Of these three movies, El Vampiro is the most traditional. It’s closest in feel to the Universal monster movies of the 30s and 40s. On the other hand, it is an attempt to make the vampire overtly sexy, so in that respect it resembles Hammer’s first vampire movie, Dracula, which came out a year or so later.
A young woman, Marta, alights from a train at a rural railway station in Mexico, only to find that it is impossible to obtain transport to Los Sicomoros, the hacienda where she grew up. There’s another traveller stranded at the station, a young man who claims to be a commercial traveller, and he eventually persuades a mysterious wagon driver to take them both to Los Sicomoros. On arrival, Marta is told that her much-loved aunt died the previous day. The hacienda itself appears to be slowly falling apart, and there’s an uneasy atmosphere. Her uncle seems worried, while her strangely youthful-looking remaining aunt is behaving a little oddly.

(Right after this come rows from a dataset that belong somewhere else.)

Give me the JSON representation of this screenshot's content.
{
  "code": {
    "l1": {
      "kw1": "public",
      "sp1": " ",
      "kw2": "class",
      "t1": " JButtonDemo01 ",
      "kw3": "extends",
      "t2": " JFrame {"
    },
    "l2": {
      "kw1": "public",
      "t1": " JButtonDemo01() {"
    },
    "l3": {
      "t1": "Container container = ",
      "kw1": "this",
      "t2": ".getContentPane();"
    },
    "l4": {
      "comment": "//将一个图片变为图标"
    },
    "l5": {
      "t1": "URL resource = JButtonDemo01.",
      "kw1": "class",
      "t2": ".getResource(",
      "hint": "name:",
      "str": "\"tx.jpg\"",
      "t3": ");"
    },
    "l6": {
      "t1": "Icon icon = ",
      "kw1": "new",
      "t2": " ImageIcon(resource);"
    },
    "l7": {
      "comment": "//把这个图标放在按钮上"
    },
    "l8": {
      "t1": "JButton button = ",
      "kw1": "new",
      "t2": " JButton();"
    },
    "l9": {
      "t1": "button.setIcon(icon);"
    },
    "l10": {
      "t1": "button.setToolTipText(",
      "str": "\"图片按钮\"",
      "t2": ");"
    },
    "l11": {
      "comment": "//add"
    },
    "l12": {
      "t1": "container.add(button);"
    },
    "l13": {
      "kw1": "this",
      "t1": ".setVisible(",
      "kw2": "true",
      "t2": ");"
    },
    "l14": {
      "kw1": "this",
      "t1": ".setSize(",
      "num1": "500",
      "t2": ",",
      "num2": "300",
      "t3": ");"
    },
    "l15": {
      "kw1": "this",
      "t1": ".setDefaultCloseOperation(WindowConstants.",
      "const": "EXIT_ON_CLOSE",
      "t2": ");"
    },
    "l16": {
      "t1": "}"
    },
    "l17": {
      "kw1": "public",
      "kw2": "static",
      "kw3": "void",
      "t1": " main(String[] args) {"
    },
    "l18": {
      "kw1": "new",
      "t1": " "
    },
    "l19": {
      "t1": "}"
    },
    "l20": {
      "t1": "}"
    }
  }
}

It transpires that an offer has been made for the purchase of the hacienda by a neighbour, a Mr Duval. This had caused a rift between her uncle and her aunts, and this had been complicated by the now deceased aunt’s growing conviction that she was being stalked by a vampire. In fact the young man from the railway station is a doctor, called in by the uncle to make a medical determination on her sanity.
There’s nothing especially original about El Vampiro, but the traditional ingredients are blended with considerable skill. The sets are superb, and the gothic atmosphere is overwhelming. Rosalío Solano’s black-and-white cinematography is stunning. The overall look is similar to the Universal films, and there are distinct resemblances to the underrated 1943 Son of Dracula in particular. The special effects are simple but the bat transformations work better than they have any right to do.
Germán Robles makes a smoothly sinister vampire, while Abel Salazar (who also produced the film) is a likeable hero as the doctor. Ariadna Welter is an effective (and remarkably beautiful) heroine as Marta. All the supporting players are extremely competent. There’s nothing cheap or shoddy about the style or the look of this movie, and there’s nothing campy about its treatment of the material. It relies on atmosphere rather than shocks, and the end result is an impressive horror film.
Casa Negra’s Region 1 DVD looks as wonderful as all their other DVDs, and includes plentiful extras.